Bradbury is now off to the Human Rights Review Tribunal in search of damages, and rightly so. The police invaded his privacy. In his case, it had significant consequences, with the bank refusing him credit essentially on the basis of police defamation. This in turn led to significant personal consequences for him. Both the police and the bank are on the hook here, and they need to be forced to pay, both to right the wrong and pour encourager les autres.

But beyond Bradbury's case, this seems to be a growing problem. Police do thousands of these sorts of information requests a year, including hundreds to banks. And there's no oversight of any of them.
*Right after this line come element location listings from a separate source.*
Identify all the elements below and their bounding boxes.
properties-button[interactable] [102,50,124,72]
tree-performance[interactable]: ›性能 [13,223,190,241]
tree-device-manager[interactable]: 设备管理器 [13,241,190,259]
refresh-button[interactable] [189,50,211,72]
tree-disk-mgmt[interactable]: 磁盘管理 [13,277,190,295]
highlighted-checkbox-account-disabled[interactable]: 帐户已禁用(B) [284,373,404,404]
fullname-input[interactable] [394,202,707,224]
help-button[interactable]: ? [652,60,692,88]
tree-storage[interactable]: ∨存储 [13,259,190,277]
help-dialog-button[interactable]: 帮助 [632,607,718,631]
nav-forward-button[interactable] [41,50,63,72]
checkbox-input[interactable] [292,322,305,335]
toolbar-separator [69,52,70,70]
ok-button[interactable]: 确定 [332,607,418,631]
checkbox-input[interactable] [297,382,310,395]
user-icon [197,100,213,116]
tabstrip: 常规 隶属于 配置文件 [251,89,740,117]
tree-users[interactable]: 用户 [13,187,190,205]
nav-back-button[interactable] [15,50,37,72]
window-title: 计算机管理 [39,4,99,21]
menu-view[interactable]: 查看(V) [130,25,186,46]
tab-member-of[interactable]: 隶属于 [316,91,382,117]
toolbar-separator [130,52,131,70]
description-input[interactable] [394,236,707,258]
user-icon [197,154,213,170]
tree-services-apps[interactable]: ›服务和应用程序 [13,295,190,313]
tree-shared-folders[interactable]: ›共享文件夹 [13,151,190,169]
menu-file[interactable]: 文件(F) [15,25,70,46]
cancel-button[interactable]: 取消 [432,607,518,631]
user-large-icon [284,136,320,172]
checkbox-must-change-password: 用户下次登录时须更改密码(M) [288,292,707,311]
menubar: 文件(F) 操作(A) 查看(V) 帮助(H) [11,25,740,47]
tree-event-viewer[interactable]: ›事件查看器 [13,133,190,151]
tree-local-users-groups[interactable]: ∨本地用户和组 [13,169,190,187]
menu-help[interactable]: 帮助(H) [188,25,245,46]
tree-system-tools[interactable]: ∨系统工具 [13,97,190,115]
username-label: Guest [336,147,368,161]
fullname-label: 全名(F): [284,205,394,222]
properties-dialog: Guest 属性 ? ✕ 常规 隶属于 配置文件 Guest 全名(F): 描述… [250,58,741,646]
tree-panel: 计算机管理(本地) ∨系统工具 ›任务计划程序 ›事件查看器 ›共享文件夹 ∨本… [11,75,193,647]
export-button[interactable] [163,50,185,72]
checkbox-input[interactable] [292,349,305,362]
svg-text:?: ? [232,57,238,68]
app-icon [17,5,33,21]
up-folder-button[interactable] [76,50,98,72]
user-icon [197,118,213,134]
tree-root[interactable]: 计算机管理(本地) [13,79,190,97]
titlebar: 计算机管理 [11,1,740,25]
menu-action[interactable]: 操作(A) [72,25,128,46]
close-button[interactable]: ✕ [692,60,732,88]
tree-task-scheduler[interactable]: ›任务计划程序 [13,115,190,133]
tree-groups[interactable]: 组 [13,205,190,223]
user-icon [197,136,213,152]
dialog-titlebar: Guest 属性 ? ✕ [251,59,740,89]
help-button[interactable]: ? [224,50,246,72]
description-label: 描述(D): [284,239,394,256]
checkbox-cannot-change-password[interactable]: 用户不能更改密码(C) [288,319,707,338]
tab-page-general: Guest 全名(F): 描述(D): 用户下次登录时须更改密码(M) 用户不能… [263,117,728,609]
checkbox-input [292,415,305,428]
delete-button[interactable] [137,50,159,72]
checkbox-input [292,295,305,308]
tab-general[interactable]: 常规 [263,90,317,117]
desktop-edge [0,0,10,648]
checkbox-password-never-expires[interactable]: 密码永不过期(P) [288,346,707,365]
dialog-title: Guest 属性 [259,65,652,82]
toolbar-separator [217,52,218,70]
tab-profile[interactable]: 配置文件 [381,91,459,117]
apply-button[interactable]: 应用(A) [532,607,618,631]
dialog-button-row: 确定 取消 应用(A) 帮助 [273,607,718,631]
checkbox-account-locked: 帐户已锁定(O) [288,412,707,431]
The practice of privacy invasion and poking through our most sensitive private details is so routine the police don't even bother keeping proper records of it:

A Police National Headquarters spokeswoman said it had yet to "consider the full impact of the Privacy Commissioner's ruling".

She said there was "no centralised system that records the number of times police may have obtained such records".

The system didn't exist because "there is currently no business requirement to do so" - the same answer then-assistant commissioner Malcolm Burgess gave in early 2015 amid an outcry over police using the exploit to get bank, electricity, travel and other records without a legal order.

No centralised records means they can't even count the number of requests, let alone review them to ensure that the police use their powers proportionately. Its highly convenient that an intrusive and proven to be abused practice is not tracked in this way. But its also completely unacceptable. The police have had multiple rulings that this practice is in some circumstances abusive and unlawful. The onus is on them to ensure that they obey the law, and it would require only a small administrative change to do so. Instead, it looks like they're deliberately colluding to cover up unlawful conduct by investigating officers.

Transparency and review are solutions here. The police are required to publish annual statistics on search and interception warrants and how effective they are so that we can see whether they are abusing their powers. They should be required to do the same for production orders and "maintenance of the law" requests. It would be a simple law change; is there an MP who wishes to stand up for the public against police abuse?